I recently went down the path of learning about Azure Search. One of the requirements of this project is to be able to search on categories the item might have. I had originally tackled this problem years ago with Lucene and SOLR inside XBlog. When dealing with a multilist field of guids you search predicate simply needs to be: (item => item[“some field”].Contains(myCategoryItem.ID.tostring()) .
But to my surprise, this doesn’t work with azure search. To add further to the gloom and doom, I found in official Sitecore documentation that this is not suppose to work at all: https://doc.sitecore.net/sitecore_experience_platform/setting_up_and_maintaining/search_and_indexing/support_reference_for_azure_search?roles=developer .
Specifically this information here:
“Important
You must not apply queries such as StartsWith, Contains to fields with of type EDM.String that contain paths (such as /sitecore/content/home) or collections of GUIDs. This is because Azure Search matches regular expression searches to single words.”
Well being the stubborn old programmer that I am, this did not sit well. I don’t like being told I can’t do something, so I dug deeper to find a solution around this. First I dug into the Azure search api on the portal site to see exactly how values of my multilist field were being stored, and this what I found:
“category_sm”: [
“efc89afd55e04000bbbad30960d4ecb3”,
“ace388700f904d529268219dfa35b55d”
],
Turns out when Azure stores a mutilist field of guids, they are stored as separate values and all the special characters are removed from the guid.

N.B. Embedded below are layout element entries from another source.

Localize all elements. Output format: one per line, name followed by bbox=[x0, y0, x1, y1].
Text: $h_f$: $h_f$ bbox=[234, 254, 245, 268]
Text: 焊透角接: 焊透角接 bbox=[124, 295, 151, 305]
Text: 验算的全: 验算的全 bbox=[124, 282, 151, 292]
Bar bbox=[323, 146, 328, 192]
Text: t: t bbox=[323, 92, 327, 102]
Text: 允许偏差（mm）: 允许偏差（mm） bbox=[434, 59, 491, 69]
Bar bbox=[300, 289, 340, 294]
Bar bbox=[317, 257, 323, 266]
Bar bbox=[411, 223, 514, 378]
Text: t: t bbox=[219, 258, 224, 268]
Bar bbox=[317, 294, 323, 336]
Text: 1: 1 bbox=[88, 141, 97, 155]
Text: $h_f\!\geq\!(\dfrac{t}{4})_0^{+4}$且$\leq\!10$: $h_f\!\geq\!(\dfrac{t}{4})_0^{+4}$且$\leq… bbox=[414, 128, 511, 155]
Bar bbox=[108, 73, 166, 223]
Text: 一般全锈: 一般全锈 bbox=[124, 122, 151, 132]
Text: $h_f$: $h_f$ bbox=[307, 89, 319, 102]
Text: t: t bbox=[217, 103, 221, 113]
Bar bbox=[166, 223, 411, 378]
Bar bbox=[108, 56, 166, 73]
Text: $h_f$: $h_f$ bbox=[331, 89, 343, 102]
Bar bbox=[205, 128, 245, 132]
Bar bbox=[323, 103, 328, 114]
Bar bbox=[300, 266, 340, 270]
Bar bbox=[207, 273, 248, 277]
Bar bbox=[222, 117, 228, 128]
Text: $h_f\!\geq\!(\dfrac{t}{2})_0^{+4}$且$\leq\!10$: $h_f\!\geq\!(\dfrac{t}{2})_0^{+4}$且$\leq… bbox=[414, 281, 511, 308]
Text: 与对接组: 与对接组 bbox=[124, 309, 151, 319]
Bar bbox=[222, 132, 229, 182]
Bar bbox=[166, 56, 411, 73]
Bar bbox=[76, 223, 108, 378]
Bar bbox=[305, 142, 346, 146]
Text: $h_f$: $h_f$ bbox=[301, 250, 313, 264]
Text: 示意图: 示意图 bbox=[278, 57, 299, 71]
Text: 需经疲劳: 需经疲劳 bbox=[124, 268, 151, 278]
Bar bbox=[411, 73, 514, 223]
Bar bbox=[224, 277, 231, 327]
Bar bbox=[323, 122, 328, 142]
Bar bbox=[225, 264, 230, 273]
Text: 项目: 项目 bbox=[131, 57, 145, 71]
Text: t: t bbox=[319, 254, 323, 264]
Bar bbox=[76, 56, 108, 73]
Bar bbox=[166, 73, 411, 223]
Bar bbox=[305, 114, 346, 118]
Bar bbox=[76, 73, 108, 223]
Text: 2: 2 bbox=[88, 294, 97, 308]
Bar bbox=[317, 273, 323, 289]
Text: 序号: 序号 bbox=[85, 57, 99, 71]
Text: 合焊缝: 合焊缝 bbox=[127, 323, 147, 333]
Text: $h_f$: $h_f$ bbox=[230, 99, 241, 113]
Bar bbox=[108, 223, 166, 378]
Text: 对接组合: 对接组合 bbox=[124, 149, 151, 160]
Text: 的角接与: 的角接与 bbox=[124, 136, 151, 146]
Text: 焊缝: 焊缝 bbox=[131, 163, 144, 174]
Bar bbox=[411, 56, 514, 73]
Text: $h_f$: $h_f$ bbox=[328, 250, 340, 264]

So the next step was to find a way to actually search on this. So I started down the path of some rather rough code. Just removing all the extra stuff that could cause problems. To my surprise, the answer was very simple:
string id = categoryIncludeItem.ID.ToString();
id = id.Replace(“{“, “”);
id = id.Replace(“}”, “”);
id = id.Replace(“-“, “”);
categoryIncludePredicate = categoryIncludePredicate.And(item => item[“category_sm”].Contains(id.ToLower()));
There seems to be a few unsolved questions in the community around this, so I hope this helps someone out there also struggling with this concept. I have yet to vet this more, with more complex search queries, but it appears that basic queries at least work.